Le Rossignol ambitieux Théodore Lorin (19è siècle)

« Pourquoi donc dans le fond d'une retraite obscure
Cacher ainsi le talent enchanteur
Dont vous a doué la nature ?
Au rossignol disait d'un ton flatteur
Un pinson étourdi. Quittez ce sombre asile ;
Avec moi venez à la ville
Faire admirer vos chants : en restant dans les bois,
Vous vous rouillez. Croyez-moi, la campagne
N'est pas faite pour vous : les grossiers villageois
Ne savent pas goûter votre charmante voix. »
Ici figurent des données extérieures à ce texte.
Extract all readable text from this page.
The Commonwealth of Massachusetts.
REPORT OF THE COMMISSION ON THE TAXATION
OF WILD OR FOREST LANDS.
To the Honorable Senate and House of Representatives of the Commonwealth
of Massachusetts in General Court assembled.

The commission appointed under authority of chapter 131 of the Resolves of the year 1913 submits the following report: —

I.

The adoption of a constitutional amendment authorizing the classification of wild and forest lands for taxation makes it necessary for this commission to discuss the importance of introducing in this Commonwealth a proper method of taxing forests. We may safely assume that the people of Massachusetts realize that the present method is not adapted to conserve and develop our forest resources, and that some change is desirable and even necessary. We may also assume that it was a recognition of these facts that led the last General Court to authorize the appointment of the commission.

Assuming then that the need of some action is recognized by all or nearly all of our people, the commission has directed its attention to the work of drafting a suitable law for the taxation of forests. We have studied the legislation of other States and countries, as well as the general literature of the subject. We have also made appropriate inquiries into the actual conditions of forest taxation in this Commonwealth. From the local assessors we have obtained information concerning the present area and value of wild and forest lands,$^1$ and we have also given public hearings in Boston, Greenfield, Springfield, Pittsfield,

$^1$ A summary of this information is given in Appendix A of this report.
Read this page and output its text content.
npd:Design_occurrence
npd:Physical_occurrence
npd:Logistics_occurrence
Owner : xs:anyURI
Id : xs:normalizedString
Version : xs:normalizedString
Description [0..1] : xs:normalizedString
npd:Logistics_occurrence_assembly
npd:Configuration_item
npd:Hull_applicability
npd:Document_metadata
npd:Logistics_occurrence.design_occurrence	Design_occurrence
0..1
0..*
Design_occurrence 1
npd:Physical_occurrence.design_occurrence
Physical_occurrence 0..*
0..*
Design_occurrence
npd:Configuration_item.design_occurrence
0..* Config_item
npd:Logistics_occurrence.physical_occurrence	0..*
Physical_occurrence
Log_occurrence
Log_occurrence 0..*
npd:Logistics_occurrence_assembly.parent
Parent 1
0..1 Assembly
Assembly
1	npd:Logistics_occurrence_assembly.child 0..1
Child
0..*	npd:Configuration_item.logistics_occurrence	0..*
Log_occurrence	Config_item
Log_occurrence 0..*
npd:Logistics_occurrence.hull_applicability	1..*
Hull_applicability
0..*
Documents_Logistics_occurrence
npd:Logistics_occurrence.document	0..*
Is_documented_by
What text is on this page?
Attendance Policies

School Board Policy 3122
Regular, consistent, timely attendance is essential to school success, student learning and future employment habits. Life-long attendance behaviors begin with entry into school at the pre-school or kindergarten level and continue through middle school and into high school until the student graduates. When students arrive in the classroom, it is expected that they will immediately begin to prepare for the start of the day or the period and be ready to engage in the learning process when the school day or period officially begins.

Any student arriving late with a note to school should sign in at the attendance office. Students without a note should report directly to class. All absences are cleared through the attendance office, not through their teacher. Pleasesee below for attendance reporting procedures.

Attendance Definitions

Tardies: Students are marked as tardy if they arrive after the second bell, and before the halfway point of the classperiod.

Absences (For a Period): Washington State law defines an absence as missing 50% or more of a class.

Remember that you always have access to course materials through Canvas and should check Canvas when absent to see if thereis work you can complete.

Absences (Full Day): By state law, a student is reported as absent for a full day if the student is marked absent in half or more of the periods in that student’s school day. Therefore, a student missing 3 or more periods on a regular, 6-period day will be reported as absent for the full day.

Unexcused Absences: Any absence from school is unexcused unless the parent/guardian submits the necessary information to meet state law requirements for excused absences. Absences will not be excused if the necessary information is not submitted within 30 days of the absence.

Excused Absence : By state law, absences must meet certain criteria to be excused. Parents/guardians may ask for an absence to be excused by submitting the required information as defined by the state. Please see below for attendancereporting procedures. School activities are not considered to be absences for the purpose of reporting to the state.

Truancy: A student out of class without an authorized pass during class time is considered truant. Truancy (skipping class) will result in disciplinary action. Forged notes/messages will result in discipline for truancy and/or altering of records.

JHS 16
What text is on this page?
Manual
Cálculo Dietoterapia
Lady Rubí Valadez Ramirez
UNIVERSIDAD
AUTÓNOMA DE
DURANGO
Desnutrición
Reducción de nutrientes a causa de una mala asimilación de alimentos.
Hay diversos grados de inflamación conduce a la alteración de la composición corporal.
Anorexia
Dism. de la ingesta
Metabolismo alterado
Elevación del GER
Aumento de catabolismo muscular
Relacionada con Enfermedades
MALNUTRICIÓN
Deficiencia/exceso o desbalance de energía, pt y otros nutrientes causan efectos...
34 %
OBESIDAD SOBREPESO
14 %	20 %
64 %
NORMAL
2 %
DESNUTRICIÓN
« Mais, dit le rossignol, ma sensible compagne
L'écoute avec plaisir. » — « A nos sages projets
Elle applaudira la première,
Répartit le pinson ; de vos nombreux succès
Vous la verrez heureuse et fière. »
Le rossignol céda. Ne le blâmons pas tant :
Chacun de nous en aurait fait autant ;
Car le poète le plus mince,
Qui, comme moi, rimaille au fond de sa province,
Dans ses rêves dorés s'imagine qu'un jour
Ses vers mis sous les yeux du prince
Charmeront la ville et la cour.
L'oiseau, sans consulter sa compagne fidèle,
Vers le palais du roi s'envole à tire-d'aile.
Sous ces lambris d'azur et d'or étincelants
Bourdonnait un essaim de légers courtisans,
A qui du survenant la mesquine figure,
L'air emprunté, la gothique tournure,
Fournirent le sujet de mille traits piquants.
A leur aspect, il ne put se défendre
D'un peu de trouble ; en vain il veut se faire entendre :
Un brouhaha, des cris étourdissants
Ont bientôt étouffé ses timides accents.
De toutes parts la jalouse cohue
A l'envi le siffle et le hue.
Enfin, voyant ses efforts superflus,
Le pauvre rossignol se retire confus.
La plus courte folie est toujours la meilleure.
Il regagna sans bruit sa modeste demeure,
Et là, comme autrefois, il réserva ses chants
Pour sa douce compagne et ses tendres enfants.